Sayın BAHÇELİ ve ekibini eleştirmemizden rahatsız olan bazı arkadaşlar, iyi niyetli olarak: “incitici, aşağılayıcı laflar etmeyelim…” diyorlar. Bu görüşe aynen katılıyorum. Zaten bugüne kadar sakin ve efendi davrandıysak, davanın ve partinin zarar görmemesi içindir. Kesinlikle kişilikleri aşağılayıcı ifadeler de kullanmadık. Herkesin de bunlara dikkat etmesi gerekir. Ama bizi bu noktaya getirenlerden, rahmetli liderimiz Alparslan TÜRKEŞ’in vefatının yarattığı manevi iklimle 1999’da yüzde 18 oydan, 1 Kasım 2015’te yüzde 11.9’a düşürenlerden, beş ayda 2 milyon oyu ve 40 milletvekilini MHP’ye kaybettirenlerden mutlaka hesap sorulmalıdır. Sayın BAHÇELİ ve ekibinin yetersiz ve sorumsuz çalışma ve davranışlarından dolayı partinin ve Türkiye’nin yılları kayboldu. Kayıp yıllara, geçmişteki fedakarlıklara yazık değil mi, buna kimsenin hakkı var mı?

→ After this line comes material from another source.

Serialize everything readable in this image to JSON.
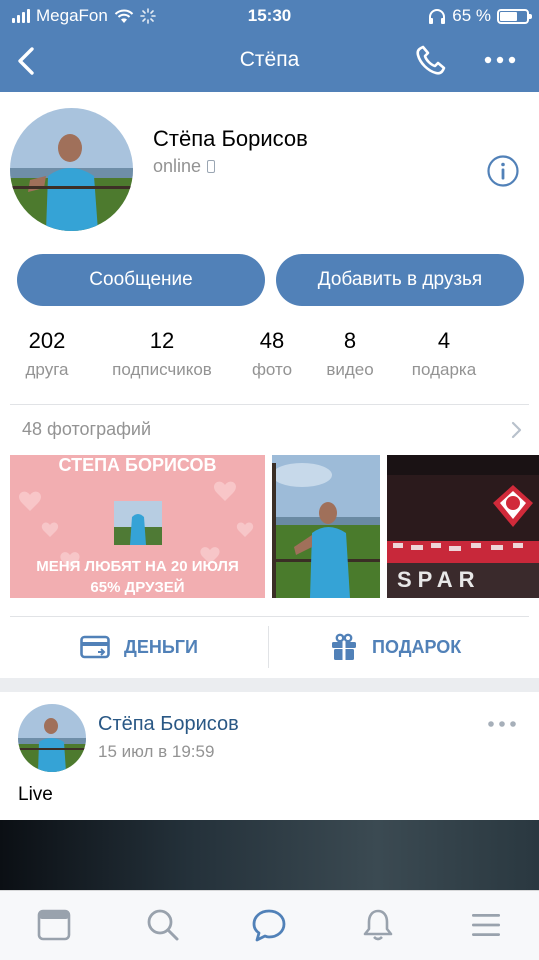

Sayın BAHÇELİ, 7 Haziran 2015 seçimlerinden sonra koalisyon kurmak için öne sürdüğünüz dört şarttan biri, Cumhurbaşkanının anayasal çerçevesine çekilmesiydi. Ama şimdi kendin yasal çerçeveye çekilmiyorsun ve Kızılcahamam Kampından sonra ” Parti içi muhalefet yeterli imzayı toplasa da olağanüstü kongreyi toplamam, diye muhaliflere ve Genel Başkan adaylarına meydan okuyorsun. Bu ne perhiz, bu ne lahana turşusu. Önce kendin hukuka uy, sonra başkasının uymasını bekle. Bu yaptığın doğrudan doğruya pişkinliktir, utanmamaktır, ayıptır. Partiyi baraj altında bıraktıktan sonra mı Genel Başkanlığı bırakmak istiyorsunuz?
Yanlış yapıyorsun Sayın BAHÇELİ, bu senin daha önce sergilediğin “Devlet” adına yakışır devlet adamı duruşuna hiç yakışmadı. Ama sen bunu ilk defa yapmıyorsun. 2002’de öncülüğünü yaptığın 3 Kasım erken seçimi sonucunda partiyi barajın altında bıraktıktan sonra da, istifa etmen gerekirken, söz verdiğin halde yapmadın. Şimdi de, 7 Haziran 2015 seçimlerinden sonra gereksiz bir gerilim yaratarak ve süreci iyi yönetemeyerek girilmesine yol açtığın 1 Kasım erken seçimleri sonucunda, Türk milliyetçilerinin siyasi temsilcisi Milliyetçi Hareket Partisini, Kürt siyasi hareketinin temsilcisi ve bölücü terör örgütünün destekçisi partinin ardında dördüncü parti yaptın. Yine hiçbir şey olmamış gibi, hem istifa etmiyorsun, hem de muhalefet edenleri “bölücü” ve “hain” ilan edip savaş açıyorsun. Sizde ülkücülükten en küçük iz kalmışsa, kendiniz partiyi olağanüstü kongreye götürüp, partiye en fazla oy sağlayacak adaya Genel Başkanlığı teslim etmeniz gerekir. Bunun dışında yapacağınız her olumsuz davranış, hem kendinize, hem de partiye zarar verecektir.
AMA SAKIN UNUTMAYIN, KORKUNUN ECELE FAYDASI YOKTUR. KARANLIK GECELERİN MUTLAKA SABAHI VARDIR.